Une expérience troublante
En 1970, le biologiste américain John B. Calhoun lance une expérience restée célèbre sous le nom d’« Univers 25 ». Il enferme quatre couples de souris dans un environnement clos, spacieux, et surtout idéal : nourriture et eau en accès illimité, abris confortables, aucun prédateur, aucune menace extérieure. Au départ, la colonie prospère. La population croît rapidement pour atteindre environ 600 individus. Mais très vite, des comportements inquiétants émergent : hiérarchies violentes, marginalisation d’individus passifs surnommés « misérables », mâles en retrait psychologique, femelles cessant de protéger leurs petits. La natalité chute, la mortalité infantile grimpe à 100 %, et plus aucune reproduction viable n’a lieu. En deux ans, la colonie disparaît totalement. L’expérience est répétée vingt-cinq fois, toujours avec le même résultat.
La conclusion de Calhoun est implacable : une société privée de défis, d’efforts et de responsabilités finit par se décomposer, même lorsque tous les besoins matériels sont assurés.
La Martinique dans un « univers protégé »

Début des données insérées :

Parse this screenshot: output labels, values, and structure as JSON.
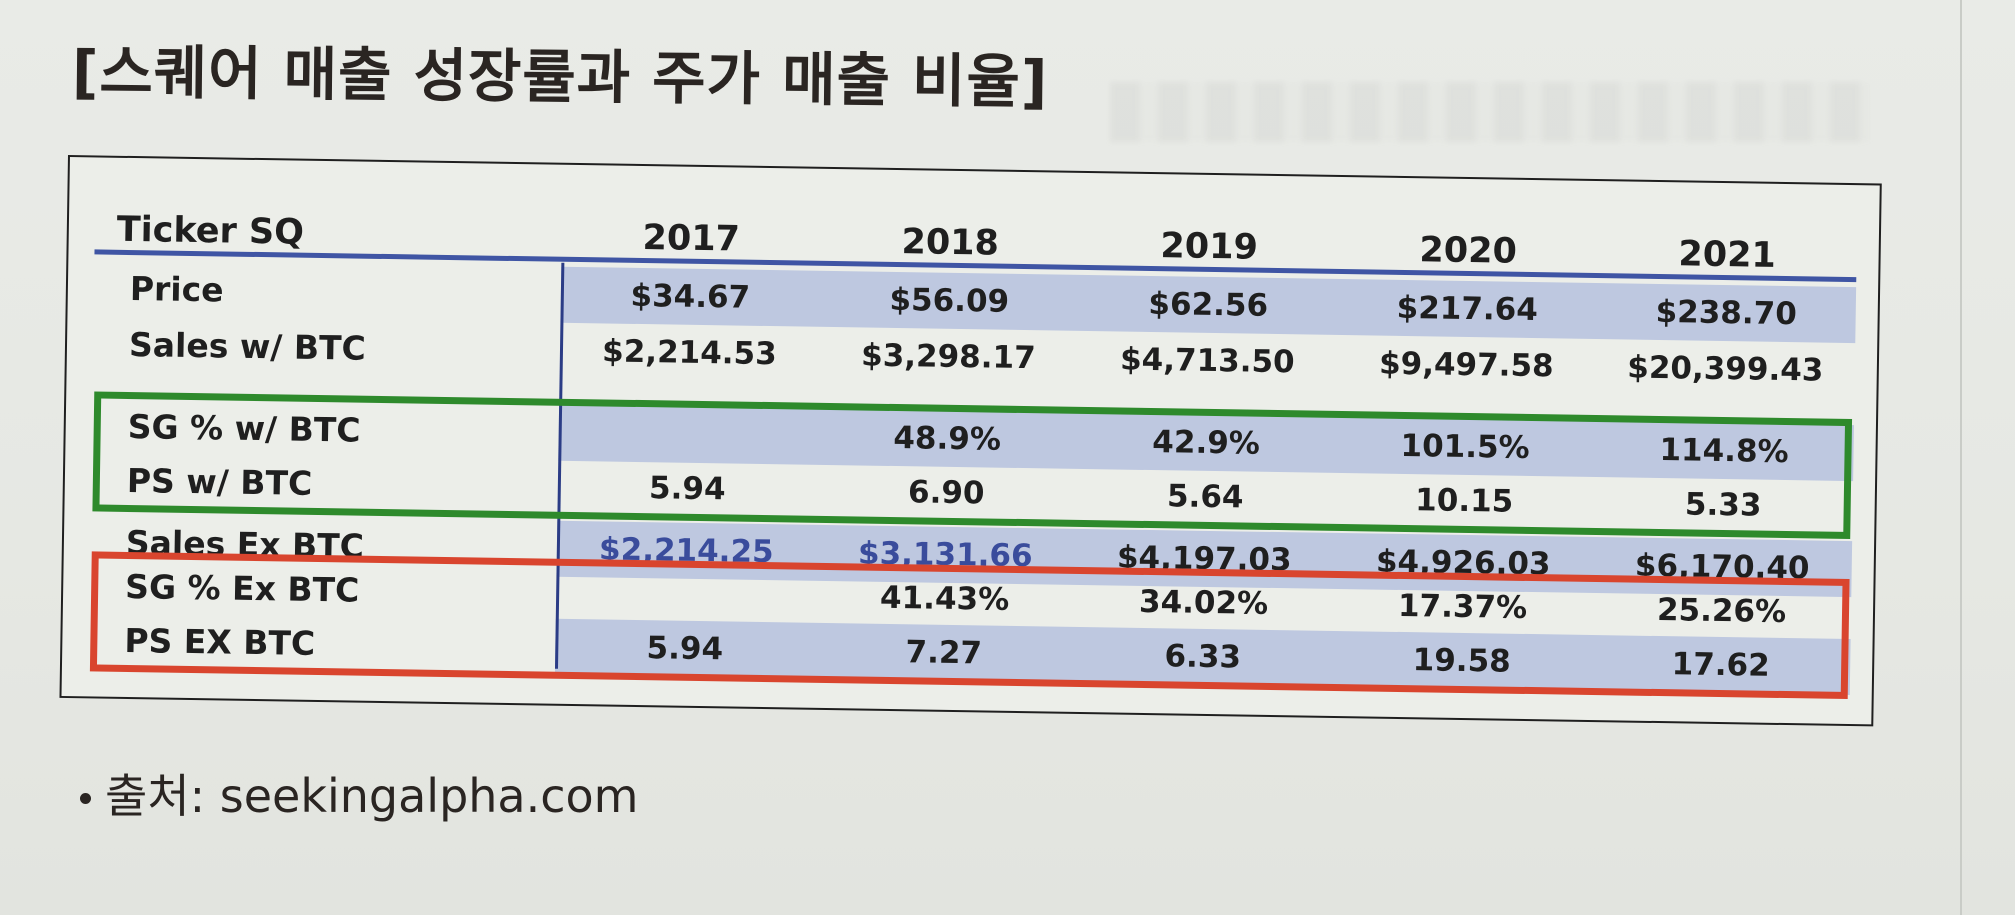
{
  "title": "[스퀘어 매출 성장률과 주가 매출 비율]",
  "table": {
    "header_label": "Ticker SQ",
    "years": [
      "2017",
      "2018",
      "2019",
      "2020",
      "2021"
    ],
    "rows": [
      {
        "label": "Price",
        "values": [
          "$34.67",
          "$56.09",
          "$62.56",
          "$217.64",
          "$238.70"
        ]
      },
      {
        "label": "Sales w/ BTC",
        "values": [
          "$2,214.53",
          "$3,298.17",
          "$4,713.50",
          "$9,497.58",
          "$20,399.43"
        ]
      },
      {
        "label": "SG % w/ BTC",
        "values": [
          "",
          "48.9%",
          "42.9%",
          "101.5%",
          "114.8%"
        ]
      },
      {
        "label": "PS w/ BTC",
        "values": [
          "5.94",
          "6.90",
          "5.64",
          "10.15",
          "5.33"
        ]
      },
      {
        "label": "Sales Ex BTC",
        "values": [
          "$2,214.25",
          "$3,131.66",
          "$4,197.03",
          "$4,926.03",
          "$6,170.40"
        ]
      },
      {
        "label": "SG % Ex BTC",
        "values": [
          "",
          "41.43%",
          "34.02%",
          "17.37%",
          "25.26%"
        ]
      },
      {
        "label": "PS EX BTC",
        "values": [
          "5.94",
          "7.27",
          "6.33",
          "19.58",
          "17.62"
        ]
      }
    ]
  },
  "colors": {
    "header_rule": "#3f55a4",
    "row_shading": "#bec8e0",
    "highlight_green": "#2e8a2c",
    "highlight_red": "#d9452e"
  },
  "source": "출처: seekingalpha.com"
}
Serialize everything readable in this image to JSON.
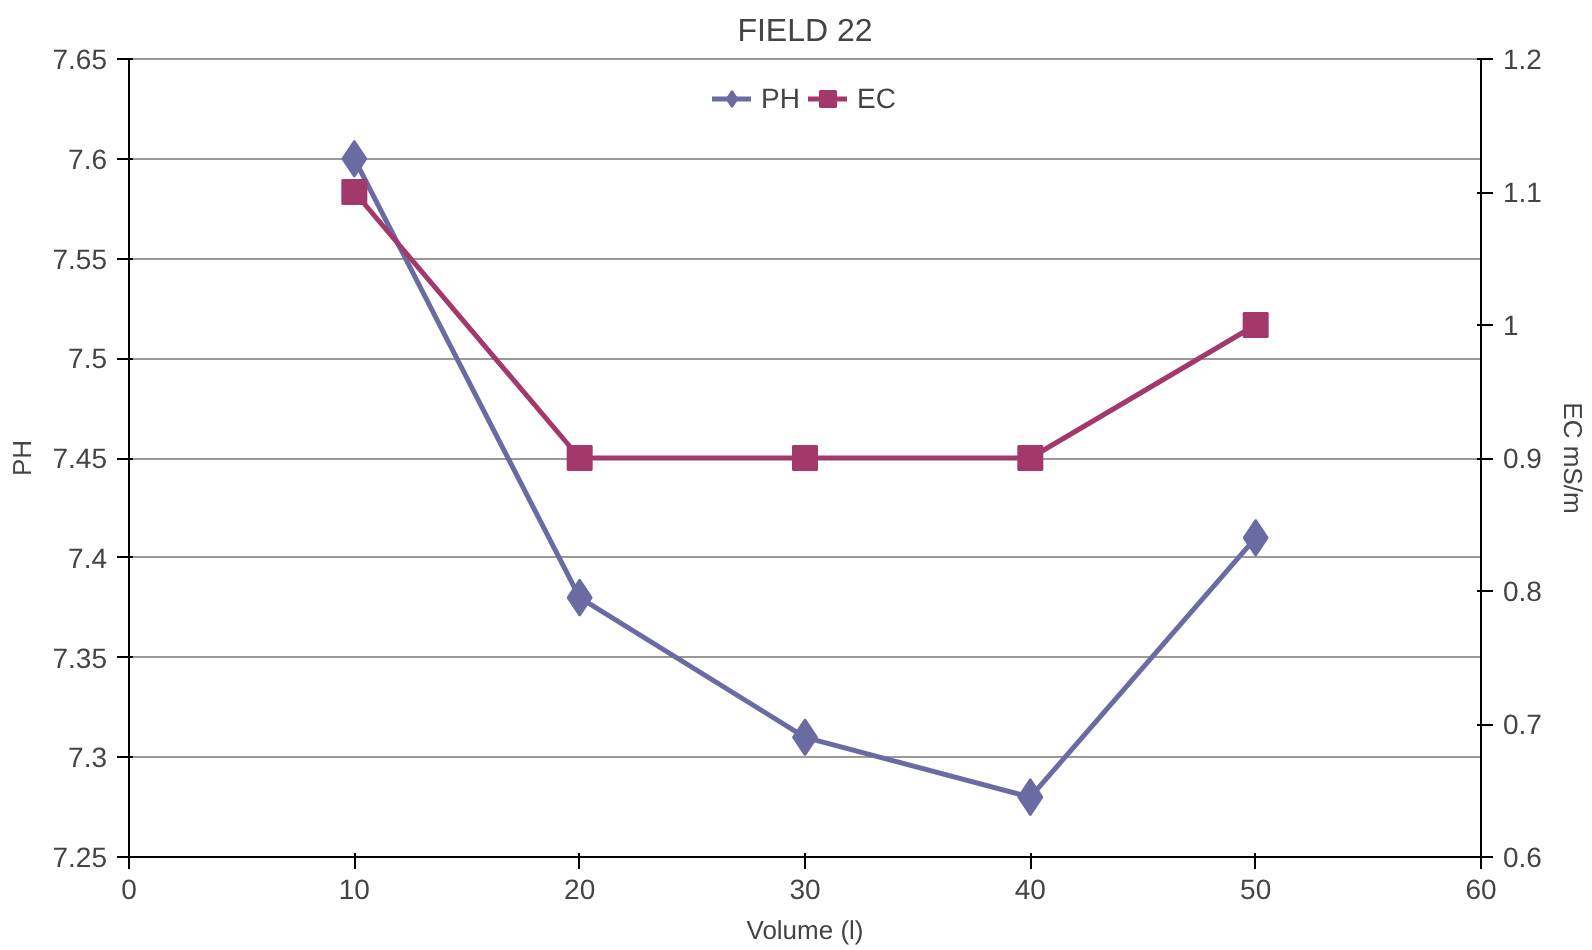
{
  "chart_data": {
    "type": "line",
    "title": "FIELD 22",
    "xlabel": "Volume (l)",
    "ylabel": "PH",
    "y2label": "EC mS/m",
    "x": [
      10,
      20,
      30,
      40,
      50
    ],
    "series": [
      {
        "name": "PH",
        "color": "#6b6ba3",
        "marker": "diamond",
        "values": [
          7.6,
          7.38,
          7.31,
          7.28,
          7.41
        ]
      },
      {
        "name": "EC",
        "color": "#a3386a",
        "marker": "square",
        "axis": "y2",
        "values": [
          1.1,
          0.9,
          0.9,
          0.9,
          1
        ]
      }
    ],
    "xlim": [
      0,
      60
    ],
    "xticks": [
      0,
      10,
      20,
      30,
      40,
      50,
      60
    ],
    "ylim": [
      7.25,
      7.65
    ],
    "yticks": [
      7.25,
      7.3,
      7.35,
      7.4,
      7.45,
      7.5,
      7.55,
      7.6,
      7.65
    ],
    "y2lim": [
      0.6,
      1.2
    ],
    "y2ticks": [
      0.6,
      0.7,
      0.8,
      0.9,
      1,
      1.1,
      1.2
    ],
    "grid": "y",
    "legend": "top"
  }
}
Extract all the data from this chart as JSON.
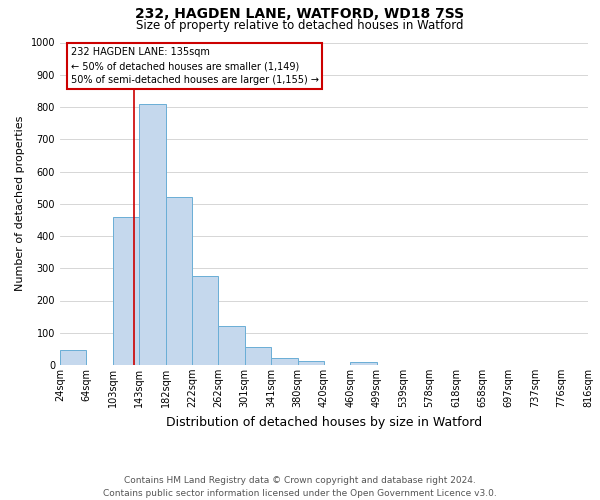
{
  "title": "232, HAGDEN LANE, WATFORD, WD18 7SS",
  "subtitle": "Size of property relative to detached houses in Watford",
  "xlabel": "Distribution of detached houses by size in Watford",
  "ylabel": "Number of detached properties",
  "bin_labels": [
    "24sqm",
    "64sqm",
    "103sqm",
    "143sqm",
    "182sqm",
    "222sqm",
    "262sqm",
    "301sqm",
    "341sqm",
    "380sqm",
    "420sqm",
    "460sqm",
    "499sqm",
    "539sqm",
    "578sqm",
    "618sqm",
    "658sqm",
    "697sqm",
    "737sqm",
    "776sqm",
    "816sqm"
  ],
  "bar_values": [
    46,
    0,
    460,
    810,
    520,
    275,
    122,
    57,
    22,
    12,
    0,
    8,
    0,
    0,
    0,
    0,
    0,
    0,
    0,
    0
  ],
  "bar_color": "#c5d8ed",
  "bar_edge_color": "#6aaed6",
  "property_line_label": "232 HAGDEN LANE: 135sqm",
  "annotation_line1": "← 50% of detached houses are smaller (1,149)",
  "annotation_line2": "50% of semi-detached houses are larger (1,155) →",
  "annotation_box_color": "#ffffff",
  "annotation_box_edge_color": "#cc0000",
  "vline_color": "#cc0000",
  "vline_position": 2.8,
  "ylim": [
    0,
    1000
  ],
  "yticks": [
    0,
    100,
    200,
    300,
    400,
    500,
    600,
    700,
    800,
    900,
    1000
  ],
  "footer_line1": "Contains HM Land Registry data © Crown copyright and database right 2024.",
  "footer_line2": "Contains public sector information licensed under the Open Government Licence v3.0.",
  "background_color": "#ffffff",
  "grid_color": "#d0d0d0",
  "title_fontsize": 10,
  "subtitle_fontsize": 8.5,
  "xlabel_fontsize": 8,
  "ylabel_fontsize": 8,
  "tick_fontsize": 7,
  "annot_fontsize": 7,
  "footer_fontsize": 6.5
}
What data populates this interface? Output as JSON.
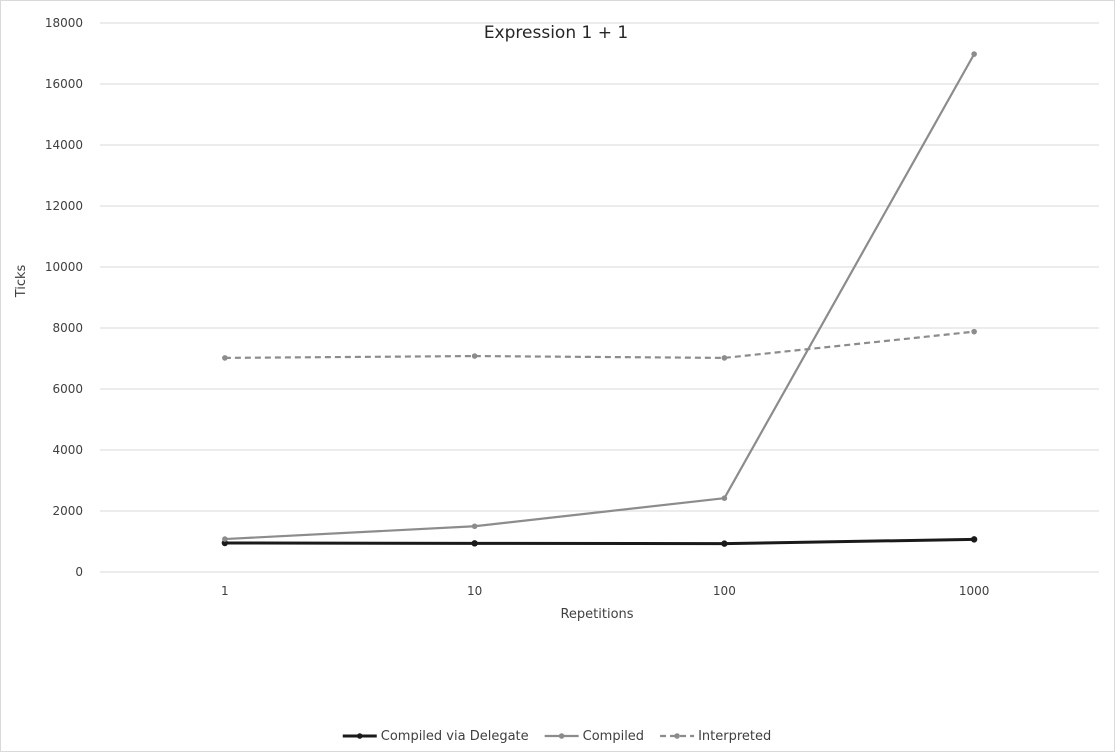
{
  "chart_data": {
    "type": "line",
    "title": "Expression 1 + 1",
    "xlabel": "Repetitions",
    "ylabel": "Ticks",
    "categories": [
      "1",
      "10",
      "100",
      "1000"
    ],
    "ylim": [
      0,
      18000
    ],
    "yticks": [
      0,
      2000,
      4000,
      6000,
      8000,
      10000,
      12000,
      14000,
      16000,
      18000
    ],
    "grid": true,
    "legend_position": "bottom",
    "series": [
      {
        "name": "Compiled via Delegate",
        "values": [
          950,
          940,
          930,
          1070
        ],
        "color": "#1a1a1a",
        "dash": "solid",
        "width": 3
      },
      {
        "name": "Compiled",
        "values": [
          1080,
          1500,
          2420,
          16980
        ],
        "color": "#8c8c8c",
        "dash": "solid",
        "width": 2.2
      },
      {
        "name": "Interpreted",
        "values": [
          7020,
          7080,
          7020,
          7880
        ],
        "color": "#8c8c8c",
        "dash": "dashed",
        "width": 2.2
      }
    ]
  }
}
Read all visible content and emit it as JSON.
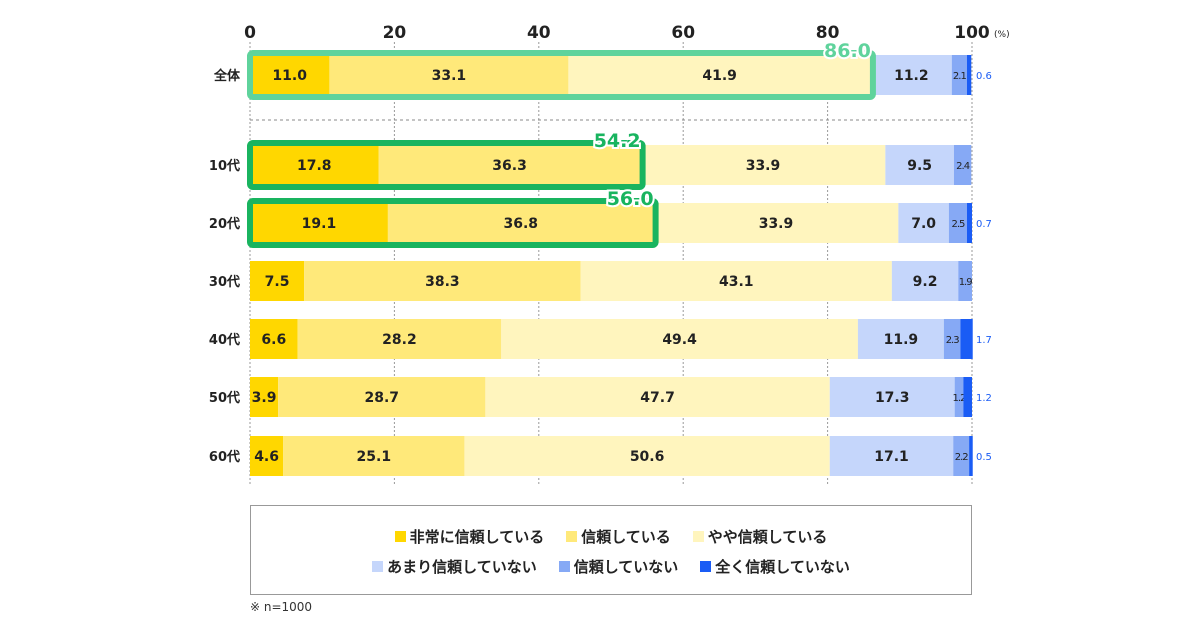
{
  "chart_data": {
    "type": "bar",
    "orientation": "horizontal",
    "stacked": true,
    "categories": [
      "全体",
      "10代",
      "20代",
      "30代",
      "40代",
      "50代",
      "60代"
    ],
    "series": [
      {
        "name": "非常に信頼している",
        "color": "#ffd700",
        "values": [
          11.0,
          17.8,
          19.1,
          7.5,
          6.6,
          3.9,
          4.6
        ]
      },
      {
        "name": "信頼している",
        "color": "#ffe97a",
        "values": [
          33.1,
          36.3,
          36.8,
          38.3,
          28.2,
          28.7,
          25.1
        ]
      },
      {
        "name": "やや信頼している",
        "color": "#fff5be",
        "values": [
          41.9,
          33.9,
          33.9,
          43.1,
          49.4,
          47.7,
          50.6
        ]
      },
      {
        "name": "あまり信頼していない",
        "color": "#c5d6fb",
        "values": [
          11.2,
          9.5,
          7.0,
          9.2,
          11.9,
          17.3,
          17.1
        ]
      },
      {
        "name": "信頼していない",
        "color": "#86a9f5",
        "values": [
          2.1,
          2.4,
          2.5,
          1.9,
          2.3,
          1.2,
          2.2
        ]
      },
      {
        "name": "全く信頼していない",
        "color": "#1a5cf5",
        "values": [
          0.6,
          0,
          0.7,
          0,
          1.7,
          1.2,
          0.5
        ]
      }
    ],
    "highlights": [
      {
        "category": "全体",
        "label": "86.0",
        "color": "#5fd39c"
      },
      {
        "category": "10代",
        "label": "54.2",
        "color": "#19b45f"
      },
      {
        "category": "20代",
        "label": "56.0",
        "color": "#19b45f"
      }
    ],
    "xlim": [
      0,
      100
    ],
    "xticks": [
      "0",
      "20",
      "40",
      "60",
      "80",
      "100"
    ],
    "xunit": "(%)",
    "grid": true,
    "legend": "bottom"
  },
  "note": "※ n=1000"
}
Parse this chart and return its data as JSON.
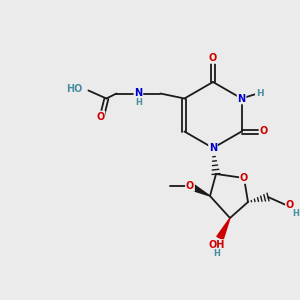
{
  "bg_color": "#ebebeb",
  "bond_color": "#1a1a1a",
  "atom_colors": {
    "O": "#cc0000",
    "N": "#0000cc",
    "H": "#4a8fa0",
    "C": "#1a1a1a"
  },
  "font_size": 7.0,
  "fig_size": [
    3.0,
    3.0
  ],
  "dpi": 100
}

Depuis la départementalisation, la Martinique a connu elle aussi une entrée dans un « univers protégé ». Grâce aux transferts publics et aux subventions, la sécurité matérielle de base est largement assurée : allocations chômage, RSA, retraites, aides agricoles, prestations sociales, fonds européens. Ce modèle a permis d’élever le niveau de vie et de moderniser rapidement l’île. Mais aujourd’hui, comme dans l’expérience de Calhoun, des dérèglements profonds apparaissent.
Des chiffres alarmants
Le chômage reste structurellement élevé, entre 12 et 12,8 % en 2024-2025, soit presque le double de l’hexagone. Chez les jeunes, il atteint 31 %. La démographie recule : la Martinique compte 355 500 habitants en 2025, mais perd en moyenne 0,7 % de sa population chaque année. L’indice de fécondité plafonne à 1,85 enfant par femme, tandis que 31,5 % de la population a déjà 60 ans ou plus. La précarité demeure forte : 27 % des habitants vivent sous le seuil de pauvreté, contre 14 % en france, et ce taux grimpe à 39 % dans les familles monoparentales, lesquelles représentent 42,4 % des foyers martiniquais. À cela s’ajoute la dépendance aux prestations sociales : 57 % de la population perçoit au moins une aide de la CAF. Ces données révèlent une société fragilisée par une dépendance croissante aux transferts extérieurs, et où l’initiative locale peine à s’imposer.
Les symptômes d’un effondrement silencieux
Comme dans « Univers 25 », la Martinique présente plusieurs signes d’alerte. On observe trop souvent un retrait du travail productif remplacé par l’attente des allocations, un décrochage de la jeunesse marquée par le chômage, l’exode et parfois la violence gratuite, une crise de la transmission avec le délitement du lien entre générations et l’érosion de l’autorité éducative, et une démographie déclinante qui menace la vitalité même de la société.
Rompre le cercle de la dépendance
Il ne s’agit pas de nier l’importance des allocations et des subventions : elles sont un filet de protection indispensable contre la pauvreté. Mais elles ne peuvent constituer un projet de société.
Comme le montre l’expérience de Calhoun, le confort sans effort ne nourrit pas l’élan vital.
La Martinique doit réinventer un modèle fondé sur le travail créateur et l’initiative locale, relancer l’agriculture modernisée et durable, développer l’économie bleue et les énergies renouvelables, investir dans l’éducation et les industries culturelles, encourager l’entrepreneuriat des jeunes et des femmes.
“La chance des Martiniquais c’est le travail des Martiniquais. “
Une société à la croisée des chemins
L’expérience de Calhoun est une parabole : elle nous dit qu’une société qui n’affronte plus de défis et se contente de recevoir, s’expose à l’effondrement.
La Martinique est à la croisée des chemins. Elle peut continuer à survivre sous perfusion d’allocations, au risque de s’éteindre lentement. Ou elle peut retrouver sa vitalité en plaçant à nouveau le travail, la responsabilité et la création collective au centre de son modèle économique et social.
Le Congrès des élus en préparation peut être – quoiqu’on puisse en penser – une chance à saisir.